Friday, October 14, 2011

The curious case of a hyperlocal site's decision to cut out freelancers

What a huge difference a year makes. Only 365 days in the calendar, but encapsulated in an individual's life and that is a significant chunk of time. A year ago I was finishing up my degree at Cal Poly and also working pretty steadily for both the local paper, stringing football games and covering events for a start up hyperlocal website owned by a huge media company.

Said hyperlocal site has recently slashed its freelancer budget to a bare minimum, virtually eliminating correspondents for most of its branches in California, a once flourishing network with more than 80 sites covering communities from Agoura Hills to Walnut Creek CA.

So I guess I was one of the fiscal casualties of the site's restructuring of its model of delivering content to readers which once relied heavily on a local editor updating content with many freelancers working under said editors, and which now has been reduced to more of a true content farm, pulling information from various sources on the web under one unbrella, with editors aggregating content from other newspapers and sites.

Well, I am not here to debate the merits of such a model, whether a true media source develops more original content versus the model now presently being used by the website. What I do want to convey is that working for this site for nearly a year, and seeing how it operates under the shrinking fiscal conditions of a struggling economy presents a good lesson and a good overview of how media operates in the digital age.

The shame of it is that journalists have been operating for a while now in a market which has very little idea of how to charge for content, a puzzle this author says you would have thought they would have solved years ago.

I can see why so many people are out protesting down in Wall street and throughout the nation in the Occupy WS movement, and though they have been criticized by some for having no clear focus in their message, at least they are willing to get out there and try to engage people in a debate about change that is necessary for the middle class to survive.

Yet, that is a much broader social issue. As for me, I have gone back to freelancing prep sports for my local newspaper. I am on my way to cover a game now, and though the money is not as good as it is on the web, maybe there is more stability and more security in mainstream media outlets such as the good old neighborhood newspaper. At least for the time being. What the future holds is anyone's guess.

Thursday, September 01, 2011

Tweeting high school football

I decided to revive this blog because even though I started it last year, I never really did anything with it, but I believe that the merging of journalism and technology is more relevant a topic now than it was a year ago.

Case in point, tonight I was tweeting the score of the South Hills-Colony game in the San Gabriel Valley. I'm pretty beat, five hours ago I was sitting in the press box at Covina District Field, awaiting the start of the game between the Huskies and the Titans, and taking in the magic that is the fresh start of a new season.

However, after driving back to the newsroom to construct a game story and waiting on editors to proof and post the article online, I have grown weary.

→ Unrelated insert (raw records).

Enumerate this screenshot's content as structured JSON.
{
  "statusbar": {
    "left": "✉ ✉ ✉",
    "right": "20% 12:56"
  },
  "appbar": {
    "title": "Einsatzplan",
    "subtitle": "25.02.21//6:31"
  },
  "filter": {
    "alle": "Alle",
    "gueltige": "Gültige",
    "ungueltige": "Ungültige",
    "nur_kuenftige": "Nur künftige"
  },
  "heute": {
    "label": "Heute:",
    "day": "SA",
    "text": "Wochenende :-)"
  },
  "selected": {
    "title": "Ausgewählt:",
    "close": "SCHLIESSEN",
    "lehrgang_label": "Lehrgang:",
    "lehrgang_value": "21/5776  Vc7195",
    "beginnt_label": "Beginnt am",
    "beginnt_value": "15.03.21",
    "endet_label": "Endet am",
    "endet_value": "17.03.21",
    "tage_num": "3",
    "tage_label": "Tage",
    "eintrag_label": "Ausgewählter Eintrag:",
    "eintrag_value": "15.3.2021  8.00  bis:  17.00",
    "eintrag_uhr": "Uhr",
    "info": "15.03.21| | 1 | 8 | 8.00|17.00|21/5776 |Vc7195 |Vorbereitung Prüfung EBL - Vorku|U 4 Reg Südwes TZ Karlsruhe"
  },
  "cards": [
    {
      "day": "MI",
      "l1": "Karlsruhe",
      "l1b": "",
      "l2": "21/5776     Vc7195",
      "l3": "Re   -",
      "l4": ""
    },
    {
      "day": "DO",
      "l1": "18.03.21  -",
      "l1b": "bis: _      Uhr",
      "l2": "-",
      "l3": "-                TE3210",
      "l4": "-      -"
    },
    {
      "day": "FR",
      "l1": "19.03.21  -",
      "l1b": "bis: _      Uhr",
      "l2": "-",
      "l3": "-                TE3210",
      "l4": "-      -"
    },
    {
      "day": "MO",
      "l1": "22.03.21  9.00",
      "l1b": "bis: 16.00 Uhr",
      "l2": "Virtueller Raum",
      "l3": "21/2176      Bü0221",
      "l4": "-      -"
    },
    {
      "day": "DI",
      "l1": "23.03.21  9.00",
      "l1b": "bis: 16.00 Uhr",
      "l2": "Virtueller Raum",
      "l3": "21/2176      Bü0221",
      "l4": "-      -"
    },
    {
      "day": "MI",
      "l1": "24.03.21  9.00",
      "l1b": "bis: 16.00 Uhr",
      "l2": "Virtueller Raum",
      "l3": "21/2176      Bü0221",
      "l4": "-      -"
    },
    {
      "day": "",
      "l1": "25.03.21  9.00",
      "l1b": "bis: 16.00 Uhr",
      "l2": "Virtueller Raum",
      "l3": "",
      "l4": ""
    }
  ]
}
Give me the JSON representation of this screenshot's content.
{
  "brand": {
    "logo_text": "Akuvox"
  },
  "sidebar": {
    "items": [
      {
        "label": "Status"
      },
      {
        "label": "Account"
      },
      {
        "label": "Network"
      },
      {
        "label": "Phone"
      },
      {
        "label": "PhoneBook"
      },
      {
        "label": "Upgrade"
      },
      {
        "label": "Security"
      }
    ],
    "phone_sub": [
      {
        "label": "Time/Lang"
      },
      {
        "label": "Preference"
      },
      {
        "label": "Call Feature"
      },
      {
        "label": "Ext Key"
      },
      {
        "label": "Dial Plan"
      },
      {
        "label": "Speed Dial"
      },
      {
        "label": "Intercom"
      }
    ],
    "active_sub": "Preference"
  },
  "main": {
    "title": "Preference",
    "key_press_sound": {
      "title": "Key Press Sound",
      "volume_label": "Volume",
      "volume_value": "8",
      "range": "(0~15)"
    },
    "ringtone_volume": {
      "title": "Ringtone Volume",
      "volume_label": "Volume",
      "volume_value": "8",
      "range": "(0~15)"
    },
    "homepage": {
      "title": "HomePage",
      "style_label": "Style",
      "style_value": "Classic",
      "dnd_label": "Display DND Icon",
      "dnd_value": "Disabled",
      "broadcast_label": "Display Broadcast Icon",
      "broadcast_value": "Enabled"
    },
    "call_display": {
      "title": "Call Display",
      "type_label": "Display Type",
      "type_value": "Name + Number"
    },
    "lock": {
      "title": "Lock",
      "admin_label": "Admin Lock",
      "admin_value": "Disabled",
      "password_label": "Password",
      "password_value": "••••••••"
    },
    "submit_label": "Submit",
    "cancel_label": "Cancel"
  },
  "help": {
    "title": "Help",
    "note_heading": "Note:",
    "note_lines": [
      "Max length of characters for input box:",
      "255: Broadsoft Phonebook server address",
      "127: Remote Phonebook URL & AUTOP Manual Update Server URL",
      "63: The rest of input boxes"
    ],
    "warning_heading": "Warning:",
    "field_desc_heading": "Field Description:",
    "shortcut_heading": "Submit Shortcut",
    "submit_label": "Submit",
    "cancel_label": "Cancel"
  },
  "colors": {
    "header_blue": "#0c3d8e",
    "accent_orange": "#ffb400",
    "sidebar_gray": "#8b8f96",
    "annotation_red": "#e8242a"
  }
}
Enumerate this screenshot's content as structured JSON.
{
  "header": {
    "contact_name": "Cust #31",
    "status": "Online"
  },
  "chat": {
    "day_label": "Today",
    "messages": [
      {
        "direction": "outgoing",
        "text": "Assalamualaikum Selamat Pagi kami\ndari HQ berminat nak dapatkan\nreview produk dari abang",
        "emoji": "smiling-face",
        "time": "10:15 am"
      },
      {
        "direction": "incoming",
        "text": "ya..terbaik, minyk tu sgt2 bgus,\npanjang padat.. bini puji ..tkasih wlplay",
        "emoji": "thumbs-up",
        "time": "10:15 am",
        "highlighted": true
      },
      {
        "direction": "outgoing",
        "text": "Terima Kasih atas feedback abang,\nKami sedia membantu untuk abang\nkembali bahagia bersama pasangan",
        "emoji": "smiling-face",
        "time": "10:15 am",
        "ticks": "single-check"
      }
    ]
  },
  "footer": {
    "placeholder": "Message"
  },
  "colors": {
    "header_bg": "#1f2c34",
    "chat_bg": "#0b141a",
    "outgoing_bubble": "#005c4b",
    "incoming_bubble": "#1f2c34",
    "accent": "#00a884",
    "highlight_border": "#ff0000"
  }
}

It has been a long hot day.

I also have to say that I am pretty rusty covering games, even though it is starting to come back to me, this wasn't the best structured story, but I am hoping that I get better as the new season progresses. It has been a year since I was filing weekly stories for the Tribune.

Tweeting the score of the game on a quarter by quarter basis proved to be both a challenge on my smartphone and a novelty. I found it kind of hard to find a pause between the action to log into my account and tweet, though after the first time it was easier because I was already logged in and feeding directly to the newspaperls blog.

I am wondering how many journalists are now doing this on a frequent basis? Tomorrow I am going to be taking photos and covering the Glendora vs. Charter Oak game at Citrus College for and I believe I will try the Twitter experiment once again. There is something very appealing about using social media to our advantage and getting the word out immediately to the readership and to the communities we serve.

The home team lost 30-29. You can't win them all as the saying goes.